When, in fact, L.A. was not destroyed as predicted, Gribbin and Plagemann wrote another book called Beyond the Jupiter Effect, making excuses about why things didn't work out quite as they had predicted, and of course they never simply admitted they were wrong. You may not be surprised to find out that this second book was another best seller. It's possible, barely, that the first book was a simple mistake and they honestly believed what they preached. The motivation for the second book perhaps isn't as clear.

If Noone and Gribbin were simply misguided, during the May 2000 alignment the "Survival Center" company was far more deliberate. Peddling disaster nonsense, this company had a web site promoting Noone's book as well as equipment to help you survive the oncoming onslaught. On their web site ( survivalcenter/echan eg html), they reported,

Some scientists have already reported a distinct increased wobble to the earth as it begins to respond to the gravitational pull of the alignment … predictions [of the results of the alignment] range from a few earthquakes to major earth crust movement (slippage), polar ice cap movement, sea levels rising 100 to 300 feet or more, huge tidal waves, high winds 500 to 2000 miles per hour, earthquakes so massive that Richter 13 or more could be possible, both coasts of USA under water, magnetic shift and much more.

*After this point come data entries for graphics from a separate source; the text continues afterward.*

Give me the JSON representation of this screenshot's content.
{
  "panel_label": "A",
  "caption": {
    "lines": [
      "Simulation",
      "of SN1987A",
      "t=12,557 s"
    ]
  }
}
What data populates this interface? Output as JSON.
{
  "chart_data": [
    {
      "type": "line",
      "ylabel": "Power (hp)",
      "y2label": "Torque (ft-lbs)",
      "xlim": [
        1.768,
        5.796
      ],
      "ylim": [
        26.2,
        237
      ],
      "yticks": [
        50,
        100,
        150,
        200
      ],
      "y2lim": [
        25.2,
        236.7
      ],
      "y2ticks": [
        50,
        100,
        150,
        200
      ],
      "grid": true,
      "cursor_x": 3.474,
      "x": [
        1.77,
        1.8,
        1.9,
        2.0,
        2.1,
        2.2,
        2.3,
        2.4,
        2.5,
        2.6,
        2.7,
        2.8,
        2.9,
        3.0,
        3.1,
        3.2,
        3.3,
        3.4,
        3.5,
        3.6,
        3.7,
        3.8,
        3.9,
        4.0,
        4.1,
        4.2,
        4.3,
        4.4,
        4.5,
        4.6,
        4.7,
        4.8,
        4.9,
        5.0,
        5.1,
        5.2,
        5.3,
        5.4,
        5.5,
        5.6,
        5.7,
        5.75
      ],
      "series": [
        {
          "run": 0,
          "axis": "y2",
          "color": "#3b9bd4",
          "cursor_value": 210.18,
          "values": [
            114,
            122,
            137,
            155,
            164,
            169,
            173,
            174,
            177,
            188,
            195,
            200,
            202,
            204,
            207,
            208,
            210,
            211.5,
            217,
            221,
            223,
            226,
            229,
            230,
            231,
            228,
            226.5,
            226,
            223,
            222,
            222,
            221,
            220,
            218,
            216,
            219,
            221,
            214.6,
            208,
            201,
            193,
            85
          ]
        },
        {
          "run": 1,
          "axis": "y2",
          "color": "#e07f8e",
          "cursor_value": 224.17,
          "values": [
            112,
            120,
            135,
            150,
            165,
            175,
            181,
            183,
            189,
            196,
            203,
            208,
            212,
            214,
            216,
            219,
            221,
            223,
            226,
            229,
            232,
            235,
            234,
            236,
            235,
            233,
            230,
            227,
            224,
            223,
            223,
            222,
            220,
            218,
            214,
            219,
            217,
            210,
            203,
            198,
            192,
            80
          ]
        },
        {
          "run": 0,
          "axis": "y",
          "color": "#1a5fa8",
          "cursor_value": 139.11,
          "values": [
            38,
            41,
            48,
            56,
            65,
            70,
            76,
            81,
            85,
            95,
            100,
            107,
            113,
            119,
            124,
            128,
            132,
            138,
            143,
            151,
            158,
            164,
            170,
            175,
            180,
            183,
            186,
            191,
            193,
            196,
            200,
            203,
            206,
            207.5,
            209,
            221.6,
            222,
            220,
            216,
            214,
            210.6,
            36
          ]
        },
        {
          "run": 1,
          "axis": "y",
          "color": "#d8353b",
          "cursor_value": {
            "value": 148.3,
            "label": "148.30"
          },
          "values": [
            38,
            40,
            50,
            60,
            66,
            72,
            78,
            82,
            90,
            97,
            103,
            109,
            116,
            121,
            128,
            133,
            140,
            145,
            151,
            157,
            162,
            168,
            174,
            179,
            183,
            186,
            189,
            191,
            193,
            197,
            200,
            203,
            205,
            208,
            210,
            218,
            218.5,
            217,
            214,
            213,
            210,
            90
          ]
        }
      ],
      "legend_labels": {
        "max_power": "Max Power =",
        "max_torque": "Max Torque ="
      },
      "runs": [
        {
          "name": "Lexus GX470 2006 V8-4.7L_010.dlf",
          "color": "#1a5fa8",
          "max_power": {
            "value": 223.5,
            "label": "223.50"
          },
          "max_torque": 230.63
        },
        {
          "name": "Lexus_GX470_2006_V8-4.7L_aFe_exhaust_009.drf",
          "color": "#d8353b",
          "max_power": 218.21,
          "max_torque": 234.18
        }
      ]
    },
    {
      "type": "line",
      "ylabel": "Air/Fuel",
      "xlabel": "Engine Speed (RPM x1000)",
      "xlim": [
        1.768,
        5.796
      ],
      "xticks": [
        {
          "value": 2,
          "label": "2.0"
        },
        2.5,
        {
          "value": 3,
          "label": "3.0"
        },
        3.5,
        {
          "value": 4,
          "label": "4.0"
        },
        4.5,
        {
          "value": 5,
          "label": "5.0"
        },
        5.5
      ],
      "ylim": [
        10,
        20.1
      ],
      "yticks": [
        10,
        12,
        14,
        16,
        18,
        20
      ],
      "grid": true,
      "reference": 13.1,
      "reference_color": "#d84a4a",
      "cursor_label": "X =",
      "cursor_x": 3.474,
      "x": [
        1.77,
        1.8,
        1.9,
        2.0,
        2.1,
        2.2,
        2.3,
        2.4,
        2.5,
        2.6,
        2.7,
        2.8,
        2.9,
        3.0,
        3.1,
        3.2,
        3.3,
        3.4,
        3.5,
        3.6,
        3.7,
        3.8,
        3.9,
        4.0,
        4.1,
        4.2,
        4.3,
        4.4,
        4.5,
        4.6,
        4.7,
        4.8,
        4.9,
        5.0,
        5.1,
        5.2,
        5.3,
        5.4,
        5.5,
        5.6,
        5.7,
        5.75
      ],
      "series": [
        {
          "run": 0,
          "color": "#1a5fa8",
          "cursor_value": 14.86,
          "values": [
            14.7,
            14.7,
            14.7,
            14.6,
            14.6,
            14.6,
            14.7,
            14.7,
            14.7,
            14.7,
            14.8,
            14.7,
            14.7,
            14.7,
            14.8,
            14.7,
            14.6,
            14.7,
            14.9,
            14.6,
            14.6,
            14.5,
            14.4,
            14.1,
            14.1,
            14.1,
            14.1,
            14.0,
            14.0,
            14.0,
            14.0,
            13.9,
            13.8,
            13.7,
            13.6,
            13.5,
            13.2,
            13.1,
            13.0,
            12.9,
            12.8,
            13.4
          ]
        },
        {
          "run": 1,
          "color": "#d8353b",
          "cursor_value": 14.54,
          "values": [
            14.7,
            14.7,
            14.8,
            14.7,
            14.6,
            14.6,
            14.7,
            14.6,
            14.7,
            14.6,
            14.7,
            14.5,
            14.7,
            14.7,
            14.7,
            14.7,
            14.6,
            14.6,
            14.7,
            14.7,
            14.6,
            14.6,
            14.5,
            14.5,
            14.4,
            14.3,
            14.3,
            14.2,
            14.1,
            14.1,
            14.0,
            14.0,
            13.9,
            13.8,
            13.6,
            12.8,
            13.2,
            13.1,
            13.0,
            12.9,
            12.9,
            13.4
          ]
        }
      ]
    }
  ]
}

In 1998, I e-mailed them with this question: "May I ask, who are the people making these predictions? I would appreciate being able to contact them so that I may present my arguments on this issue." They replied, basically informing me that I had my sources and they had theirs. They wouldn't tell me who their sources or what their credentials were. I'm not surprised; backed up by hard science, no one can truthfully claim that the planets can have any sudden and catastrophic effect on the Earth. I would have serious doubts about the Survival Center's expertise in this matter anyway, even if they had revealed their sources. My opinion in situations such as these is, "Beware the science of someone trying to sell you something."

Of course, I'm trying to sell you something as well. But in my case, I'm peddling skepticism. You can go and find this stuff out for yourself if you try hard enough. The math isn't hard, and the conclusions are, well, conclusive.

My only real complaint about this whole alignment businessbesides the vultures preying on people's fears-is that we weren't able to see it. The Sun was in the way, completely overwhelming the relatively feeble light from the planets and our Moon. So, not only were we denied the excitement of impending disaster, but also we couldn't even take a picture of it to show our grandkids! And we'll have to wait until September of 2040 for the next good alignment. At least that one will be visible at night.